Ad avviso dei ricorrenti, la modifica normativa non muta le censure già svolte, non introducendo un nuovo meccanismo di rimborso in favore della procedura fallimentare a fronte del trasferimento coattivo dei beni del fallimento. L’emissione di strumenti finanziari è configurata come unica alternativa di indennizzo. Inoltre viene dedotto un nuovo motivo d’illegittimità del provvedimento in quanto il decreto del Presidente del Consiglio dei Ministri, oltre a risultare viziato per i motivi già proposti, risulterebbe anche in violazione della novella di cui al decreto legge numero 210 del 2015 che ha in parte modificato le modalità di liquidazione dell’indennizzo, ora configurate mediante strumenti finanziari della durata di 15 anni, laddove il decreto impugnato prevede quale modalità di rimborso l’attribuzione di azioni da parte di una società di scopo.
A giudizio del Collegio, la modifica del decreto legge rafforza la legittimità costituzionale della normativa applicata.
L’eliminazione di ogni riferimento alla costituzione di una società di scopo, aperta a soggetti privati, contribuisce a configurare l’istituto di una legittima espropriazione per legge di aree inquinate per finalità di bonifica, di risanamento ambientale, di tutela della salute, riconducibili a un prevalente interesse pubblico.
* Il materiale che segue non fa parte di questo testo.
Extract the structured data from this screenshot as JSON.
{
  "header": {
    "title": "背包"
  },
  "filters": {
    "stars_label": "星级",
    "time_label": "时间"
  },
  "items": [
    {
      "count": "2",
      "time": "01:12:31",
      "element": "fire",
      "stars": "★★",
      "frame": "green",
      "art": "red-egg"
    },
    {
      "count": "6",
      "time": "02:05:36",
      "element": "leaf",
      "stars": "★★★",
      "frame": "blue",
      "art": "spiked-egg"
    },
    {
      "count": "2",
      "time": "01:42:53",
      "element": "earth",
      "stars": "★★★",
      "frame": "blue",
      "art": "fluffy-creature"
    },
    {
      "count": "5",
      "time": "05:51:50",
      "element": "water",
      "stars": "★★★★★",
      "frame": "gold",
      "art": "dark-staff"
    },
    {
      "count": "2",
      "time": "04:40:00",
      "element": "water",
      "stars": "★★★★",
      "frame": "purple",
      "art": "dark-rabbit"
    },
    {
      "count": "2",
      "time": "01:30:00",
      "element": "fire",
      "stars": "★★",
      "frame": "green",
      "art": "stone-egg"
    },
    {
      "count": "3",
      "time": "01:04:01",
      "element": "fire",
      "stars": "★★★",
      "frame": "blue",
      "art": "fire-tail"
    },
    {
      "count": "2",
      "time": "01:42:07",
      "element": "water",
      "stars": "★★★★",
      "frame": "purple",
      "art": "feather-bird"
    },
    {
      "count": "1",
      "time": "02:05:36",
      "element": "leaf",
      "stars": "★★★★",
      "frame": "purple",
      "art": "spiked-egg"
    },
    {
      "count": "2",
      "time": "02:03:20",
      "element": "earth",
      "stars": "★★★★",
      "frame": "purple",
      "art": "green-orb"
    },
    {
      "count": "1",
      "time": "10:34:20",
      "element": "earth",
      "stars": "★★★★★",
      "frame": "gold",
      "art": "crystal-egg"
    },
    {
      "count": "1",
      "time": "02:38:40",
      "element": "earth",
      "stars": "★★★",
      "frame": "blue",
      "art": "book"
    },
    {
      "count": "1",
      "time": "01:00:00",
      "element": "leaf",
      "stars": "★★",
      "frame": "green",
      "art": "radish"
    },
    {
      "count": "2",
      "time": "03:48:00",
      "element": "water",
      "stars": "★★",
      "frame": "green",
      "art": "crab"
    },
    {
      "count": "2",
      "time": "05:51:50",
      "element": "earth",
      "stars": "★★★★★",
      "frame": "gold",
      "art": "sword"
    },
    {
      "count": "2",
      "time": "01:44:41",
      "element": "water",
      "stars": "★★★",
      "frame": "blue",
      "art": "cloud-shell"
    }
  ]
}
La commisurazione dell’indennizzo al valore di mercato delle aree corrisponde pienamente al paradigma dettato dall’articolo 42, terzo comma della Costituzione, oltre che ai principi recati dal protocollo addizionale alla C.E.D.U.
Soprattutto deve essere considerato che la novella legislativa, prevedendo il versamento alla curatela fallimentare di strumenti finanziari rimborsabili entro il termine di 15 anni, consente di superare le perplessità sulla certezza dell’indennizzo e sui tempi della corresponsione di esso.
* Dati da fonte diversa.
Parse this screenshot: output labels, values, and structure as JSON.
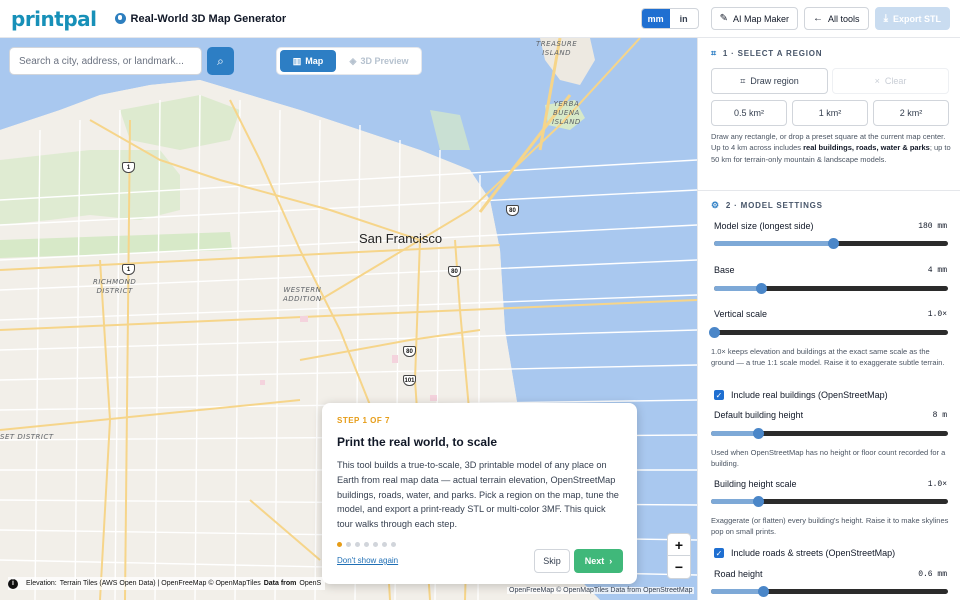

Sgombrato il campo dalle residue incertezze sulla legittimità costituzionale della normativa primaria applicata, deve ritenersi inammissibile, per difetto di interesse, il nuovo motivo di impugnazione del provvedimento attuativo.
Condivisibilmente, la difesa della ricorrente deduce la incoerenza del provvedimento impugnato con la sopravvenuta modifica normativa, laddove il decreto governativo riconosce alla procedura fallimentare un importo da versare mediante azioni o altri strumenti finanziari che avrebbero dovuto essere emessi dalla società di scopo aperta ai privati.
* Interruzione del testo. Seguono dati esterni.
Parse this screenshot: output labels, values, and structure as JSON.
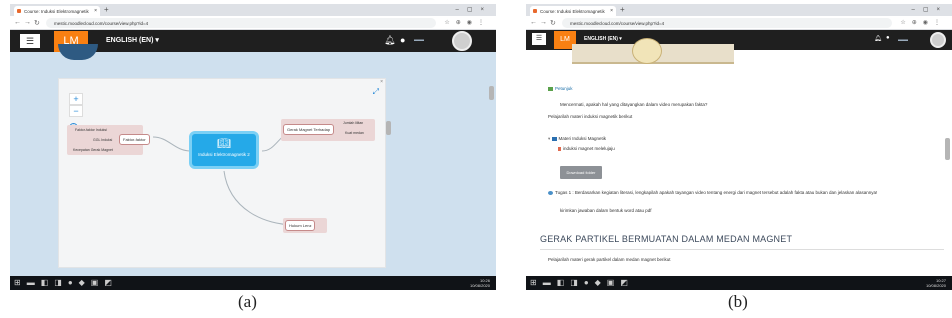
{
  "captions": {
    "a": "(a)",
    "b": "(b)"
  },
  "panel_a": {
    "tab_title": "Course: Induksi Elektromagnetik",
    "url": "mestic.moodlecloud.com/course/view.php?id=4",
    "logo": "LM",
    "language": "ENGLISH (EN) ▾",
    "mindmap": {
      "center": "Induksi Elektromagnetik 2",
      "left_node": "Faktor-faktor",
      "left_small_1": "Faktor-faktor Induksi",
      "left_small_2": "GGL Induksi",
      "left_small_3": "Kecepatan Gerak Magnet",
      "right_node": "Gerak Magnet Terhadap",
      "right_small_1": "Jumlah lilitan",
      "right_small_2": "Kuat medan",
      "bottom_node": "Hukum Lenz"
    },
    "tray_time": "10:26",
    "tray_date": "10/08/2020"
  },
  "panel_b": {
    "tab_title": "Course: Induksi Elektromagnetik",
    "url": "mestic.moodlecloud.com/course/view.php?id=4",
    "logo": "LM",
    "language": "ENGLISH (EN) ▾",
    "items": {
      "petunjuk": "Petunjuk",
      "q1": "Mencermati, apakah hal yang ditayangkan dalam video merupakan fakta?",
      "note1": "Pelajarilah materi induksi magnetik berikut",
      "folder": "Materi Induksi Magnetik",
      "file": "induksi magnet melelujaju",
      "button": "Download folder",
      "task": "Tugas 1 : Berdasarkan kegiatan literasi, lengkapilah apakah tayangan video tentang energi dari magnet tersebut adalah fakta atau bukan dan jelaskan alasannya!",
      "task_note": "kirimkan jawaban dalam bentuk word atau pdf"
    },
    "section_title": "GERAK PARTIKEL BERMUATAN DALAM MEDAN MAGNET",
    "section_note": "Pelajarilah materi gerak partikel dalam medan magnet berikut",
    "tray_time": "10:27",
    "tray_date": "10/08/2020"
  }
}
Come è stato più volte osservato, l’abrogazione della norma che prevedeva la costituzione di tale società di scopo delegittima le disposizioni del provvedimento impugnato destinate ad aprire nuovi sub-procedimenti per la costituzione della società di scopo, per il trasferimento a questa società dei beni immobili espropriati, per l’emissione di azioni o altri strumenti finanziari da parte della società di scopo da corrispondere alla curatela fallimentare.
Ne deriva che tali sub-procedimenti, ancora non avviati, dovranno necessariamente conformarsi al nuovo contesto giuridico.
Qualora, invece, siano adottati atti esecutivi del provvedimento impugnato in contrasto con la norma primaria sopravvenuta, essi potranno certamente essere impugnati da chi vi abbia interesse.
Al momento, in mancanza di qualsiasi atto esecutivo, deve essere esclusa la lesività concreta delle disposizioni impugnate, seppure astrattamente ripetitive di una normativa abrogata, con conseguente inammissibilità del motivo aggiunto, per difetto di interesse.
Di conseguenza, il ricorso per motivi aggiunti, in parte da rigettare per infondatezza deve, per il resto, essere dichiarato inammissibile.
Le spese processuali, in ragione della novità e della complessità delle questioni trattate, devono essere interamente compensate tra le parti.